Many of the problems with Japan's nuclear policy were brought to light by the Fukushima Daiichi nuclear disaster caused by the tsunami and earthquake of March 2011. Such problems have included the high costs of plants, the selection of nuclear disposal sites, and the threat of shutdowns due to lawsuits. Japan's nuclear policy has largely been gridlocked since the disaster.
But the Monju project had many problems before the Fukushima catastrophe.
Planning for the project began in the 1960s. Its fast-breeder technology was considered a dream technology for resource-poor Japan, which had been traumatized by the oil crisis of the 1970s. The reactor was supposed to generate more plutonium fuel than it consumed.
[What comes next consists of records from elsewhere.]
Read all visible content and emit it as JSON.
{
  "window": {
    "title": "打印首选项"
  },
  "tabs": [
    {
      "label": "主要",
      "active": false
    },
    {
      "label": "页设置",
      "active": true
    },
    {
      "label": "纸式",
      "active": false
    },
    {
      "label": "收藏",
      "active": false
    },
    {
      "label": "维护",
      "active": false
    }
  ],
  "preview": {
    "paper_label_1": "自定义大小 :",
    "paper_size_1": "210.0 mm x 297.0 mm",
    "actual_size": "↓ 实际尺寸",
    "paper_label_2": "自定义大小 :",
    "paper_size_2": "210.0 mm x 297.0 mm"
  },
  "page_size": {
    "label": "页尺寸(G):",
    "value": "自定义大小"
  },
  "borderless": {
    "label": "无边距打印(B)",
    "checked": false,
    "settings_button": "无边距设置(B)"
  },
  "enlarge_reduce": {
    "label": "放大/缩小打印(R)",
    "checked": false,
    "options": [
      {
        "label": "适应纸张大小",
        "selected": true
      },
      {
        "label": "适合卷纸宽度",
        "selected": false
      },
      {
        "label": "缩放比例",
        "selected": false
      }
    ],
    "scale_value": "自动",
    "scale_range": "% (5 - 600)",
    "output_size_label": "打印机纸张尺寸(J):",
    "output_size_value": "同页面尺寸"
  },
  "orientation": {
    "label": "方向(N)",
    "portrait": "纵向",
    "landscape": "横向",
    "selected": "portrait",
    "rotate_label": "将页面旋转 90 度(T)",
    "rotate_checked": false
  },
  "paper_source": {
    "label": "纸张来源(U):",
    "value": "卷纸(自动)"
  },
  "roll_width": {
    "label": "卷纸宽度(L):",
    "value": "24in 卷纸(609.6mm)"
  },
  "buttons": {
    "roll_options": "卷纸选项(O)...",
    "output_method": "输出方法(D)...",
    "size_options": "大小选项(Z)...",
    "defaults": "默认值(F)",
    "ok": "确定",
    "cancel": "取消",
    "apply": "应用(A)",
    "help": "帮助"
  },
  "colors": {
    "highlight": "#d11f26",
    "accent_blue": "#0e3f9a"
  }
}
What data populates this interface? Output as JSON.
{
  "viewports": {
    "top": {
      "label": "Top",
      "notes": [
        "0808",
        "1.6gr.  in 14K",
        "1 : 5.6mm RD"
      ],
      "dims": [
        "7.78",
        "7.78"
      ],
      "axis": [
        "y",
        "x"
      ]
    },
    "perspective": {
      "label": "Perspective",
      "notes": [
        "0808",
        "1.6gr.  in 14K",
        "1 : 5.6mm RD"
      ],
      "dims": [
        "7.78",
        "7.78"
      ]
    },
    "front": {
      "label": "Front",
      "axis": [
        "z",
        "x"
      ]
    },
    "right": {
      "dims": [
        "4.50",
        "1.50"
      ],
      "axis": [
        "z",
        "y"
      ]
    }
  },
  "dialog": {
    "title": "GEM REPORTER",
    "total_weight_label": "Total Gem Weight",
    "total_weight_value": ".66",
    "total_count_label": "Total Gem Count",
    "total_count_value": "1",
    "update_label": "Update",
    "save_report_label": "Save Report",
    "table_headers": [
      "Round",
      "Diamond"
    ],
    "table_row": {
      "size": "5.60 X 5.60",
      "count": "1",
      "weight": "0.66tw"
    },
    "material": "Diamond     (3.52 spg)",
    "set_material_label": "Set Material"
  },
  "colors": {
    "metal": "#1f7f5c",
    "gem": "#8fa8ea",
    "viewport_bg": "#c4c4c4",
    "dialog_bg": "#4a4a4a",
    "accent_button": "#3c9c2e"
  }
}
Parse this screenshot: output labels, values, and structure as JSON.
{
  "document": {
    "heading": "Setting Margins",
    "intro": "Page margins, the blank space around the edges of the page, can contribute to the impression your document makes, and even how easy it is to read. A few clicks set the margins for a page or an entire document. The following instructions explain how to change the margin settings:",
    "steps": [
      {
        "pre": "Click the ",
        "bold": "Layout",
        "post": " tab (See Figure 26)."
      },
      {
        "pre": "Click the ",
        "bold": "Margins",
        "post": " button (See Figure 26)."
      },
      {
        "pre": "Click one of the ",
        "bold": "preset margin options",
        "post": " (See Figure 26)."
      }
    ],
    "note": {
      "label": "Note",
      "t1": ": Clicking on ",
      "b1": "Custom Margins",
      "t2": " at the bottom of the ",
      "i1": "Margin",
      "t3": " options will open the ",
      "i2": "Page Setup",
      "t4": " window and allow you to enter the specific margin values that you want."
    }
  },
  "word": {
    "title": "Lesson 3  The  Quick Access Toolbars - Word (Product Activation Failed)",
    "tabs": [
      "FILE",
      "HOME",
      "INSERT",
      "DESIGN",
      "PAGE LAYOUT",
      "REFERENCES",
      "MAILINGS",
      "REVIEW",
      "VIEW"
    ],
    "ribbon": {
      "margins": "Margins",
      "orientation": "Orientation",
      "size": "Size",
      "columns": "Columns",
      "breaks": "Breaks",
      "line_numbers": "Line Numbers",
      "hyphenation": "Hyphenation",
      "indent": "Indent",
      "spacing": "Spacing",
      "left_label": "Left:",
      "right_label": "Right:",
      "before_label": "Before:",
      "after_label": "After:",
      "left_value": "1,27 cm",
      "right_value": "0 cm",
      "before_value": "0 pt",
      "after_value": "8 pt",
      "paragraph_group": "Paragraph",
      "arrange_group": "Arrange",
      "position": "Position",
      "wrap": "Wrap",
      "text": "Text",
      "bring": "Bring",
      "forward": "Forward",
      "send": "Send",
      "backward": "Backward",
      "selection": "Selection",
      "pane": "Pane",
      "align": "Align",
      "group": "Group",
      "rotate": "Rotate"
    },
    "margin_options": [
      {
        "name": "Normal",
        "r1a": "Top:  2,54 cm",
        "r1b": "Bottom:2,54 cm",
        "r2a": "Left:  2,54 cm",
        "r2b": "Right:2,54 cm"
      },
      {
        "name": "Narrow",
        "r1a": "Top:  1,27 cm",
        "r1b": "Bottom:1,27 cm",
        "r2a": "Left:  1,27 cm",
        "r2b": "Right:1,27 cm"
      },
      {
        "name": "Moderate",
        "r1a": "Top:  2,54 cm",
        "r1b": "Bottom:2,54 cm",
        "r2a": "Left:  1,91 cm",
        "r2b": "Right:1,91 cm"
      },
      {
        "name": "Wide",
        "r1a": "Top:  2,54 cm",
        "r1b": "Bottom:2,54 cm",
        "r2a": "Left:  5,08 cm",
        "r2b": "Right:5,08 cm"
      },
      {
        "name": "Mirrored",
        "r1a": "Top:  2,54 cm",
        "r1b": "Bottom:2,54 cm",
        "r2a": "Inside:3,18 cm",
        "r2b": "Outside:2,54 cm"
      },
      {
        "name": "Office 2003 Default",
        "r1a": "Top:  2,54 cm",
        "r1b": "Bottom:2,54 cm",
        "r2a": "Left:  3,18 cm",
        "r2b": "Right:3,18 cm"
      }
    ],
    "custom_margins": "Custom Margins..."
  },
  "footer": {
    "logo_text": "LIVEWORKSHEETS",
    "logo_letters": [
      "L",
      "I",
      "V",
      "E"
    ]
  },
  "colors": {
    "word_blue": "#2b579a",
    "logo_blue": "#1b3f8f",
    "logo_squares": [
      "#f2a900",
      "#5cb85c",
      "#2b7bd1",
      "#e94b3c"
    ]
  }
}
The reactor finally started operating in 1994, but was forced to shut down the following year due to a sodium leak. It has been inoperative for most of the time since. The decision to decommission it was made in December 2016 following a series of safety scandals, including the revelation that many safety checks had been omitted.
Recent experience suggests the government's estimated cost of 375 billion yen to decommission Monju could be on the low side. In 2016, the estimate for decommissioning the Fukushima Daiichi plant ballooned to 8 trillion yen from an initial 2 trillion yen in 2013, largely due to inadequate understanding of the decommissioning process.
While "the JAEA will try to keep costs down," said Hajime Ito, executive director with the agency, the process of extracting sodium, the biggest hurdle, has yet to be determined. Future technical requirements will also involve significant costs.
The Monju reactor is not the only example of failure in Japan's nuclear fuel cycle policy -- the cycle of how nuclear fuel is handled and processed, including disposing nuclear waste and reprocessing used fuel.
Central to this policy is a nuclear fuel reprocessing plant in the village of Rokkasho in northern Aomori Prefecture that was supposed to extract plutonium and uranium by reprocessing spent nuclear fuel to be reused at nuclear plants.
More than 2 trillion yen has been spent on the plant so far. Construction was begun in 1993, but completion has been repeatedly postponed due to safety concerns. On Wednesday, the NRA decided to resume safety checks on the plant, but if it chooses to decommission it, the cost would be an estimated 1.5 trillion yen.
Had Japan taken into consideration the costs of decommissioning plants and disposing of spent nuclear fuel, it probably would not have been able to push ahead with its nuclear policy in the first place, said a former senior official of the Ministry of Economy, Trade and Industry, who was involved in formulating the country's basic energy plan.